Prior to the sacking of Rome, the Ebenistas drew up a controversial and divisive doctrine in the last decade of the 22nd century.

So damaging was the drafting of this document that what are here called 'Ebenistas' should more correctly be known as 'neo-Ebenistas' - the ones who reformed post-schism, leaving the rump of the church to practice their religion as prescribed in the old Manifesto of Zagreb, written in 2087.

The Zagreb document summarised and re-asserted the main points in the original Book of Eben: that the Master Fisherman had created the universe whilst in a very deep sleep, and that the fishes red and blue had been derived to negate His cosmic Loneliness, which stretched as far from west to east, and as far from north to south as any being has been ever capable of imagining.

It added some new paragraphs confirming that every new life is a gift from Eben, and stated that the universe can only ever truly be understood in all its majesty by the dreamer who simultaneously intersects a trillion, trillion dreams.

As a demonstration of a progressive religion, the Zagreb notice was a disappointment, and came in for criticism from several un-named higher priests in the e-papers: Zagreb was evidence of a meek, retarded faith which ought to be brought out of its medieval slumber, complained a bitter Portuguese delegate, and an African representative drily observed that, as a historical document, it was incomparable.

An uneasy truce took hold between the traditionalists and modernisers; though the latter group's annual meetings in Bratislava, chaired by Preferential Ninkovic, were increasingly rebellious.

Ninkovic and his like-minded associates felt that their faith was too backward-looking - able to speak with authority about the origins of humanity and the gift of existence, but unable to advise individual humans what to do with that gift.

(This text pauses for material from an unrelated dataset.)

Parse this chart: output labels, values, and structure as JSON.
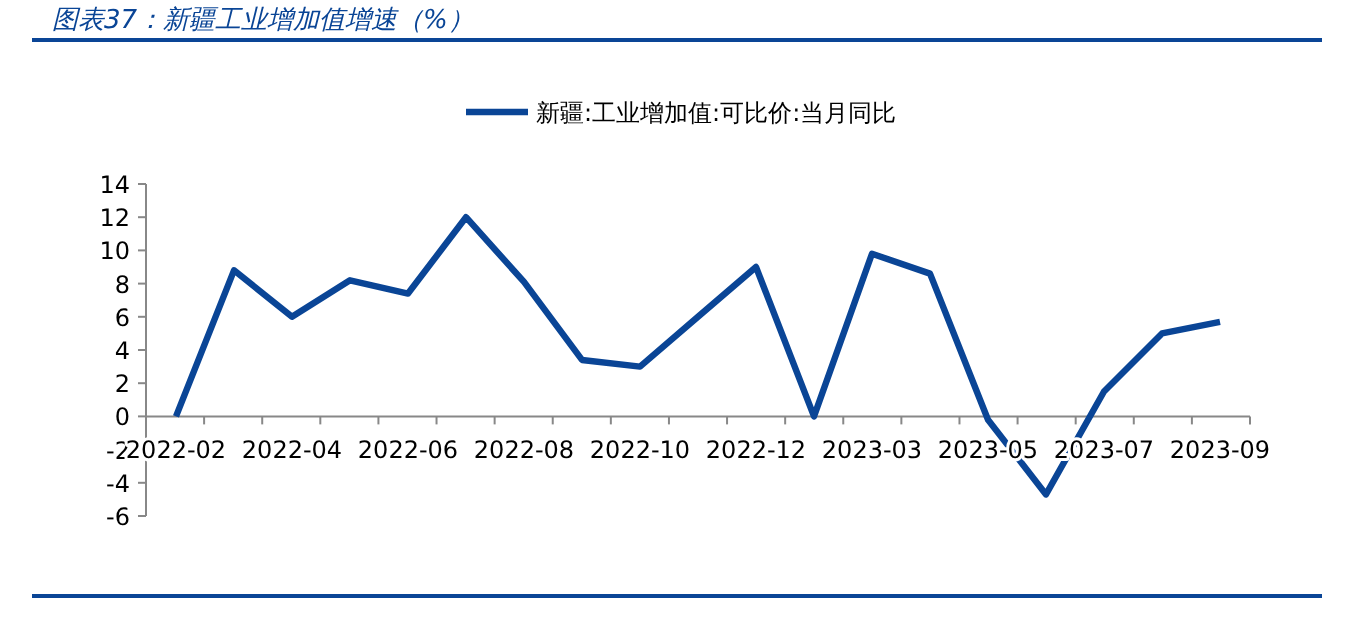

What they should be doing with it, declared the bearded, well-spoken Ninkovic, is thanking the Master Fisherman for their existence by going out into the streets with the intention of marginalising, and then effacing, the atheists, who were no more than miserable apostates.

A Christian, a Muslim or a Jew might not wake each morning with purple blood flowing through their veins, but at least they recognised a higher power, albeit the wrong one.

The atheists, however, were a different matter. Without the glory of God in their veins, Ninkovic had it, they were no more than zombies living unfulfilled, broken lives.

Meanwhile, in Zagreb, a handful of traditionalists were debating the precise wording of a brief statement which would see their faith bisected, and ultimately lead to the progressives' arrival in Rome.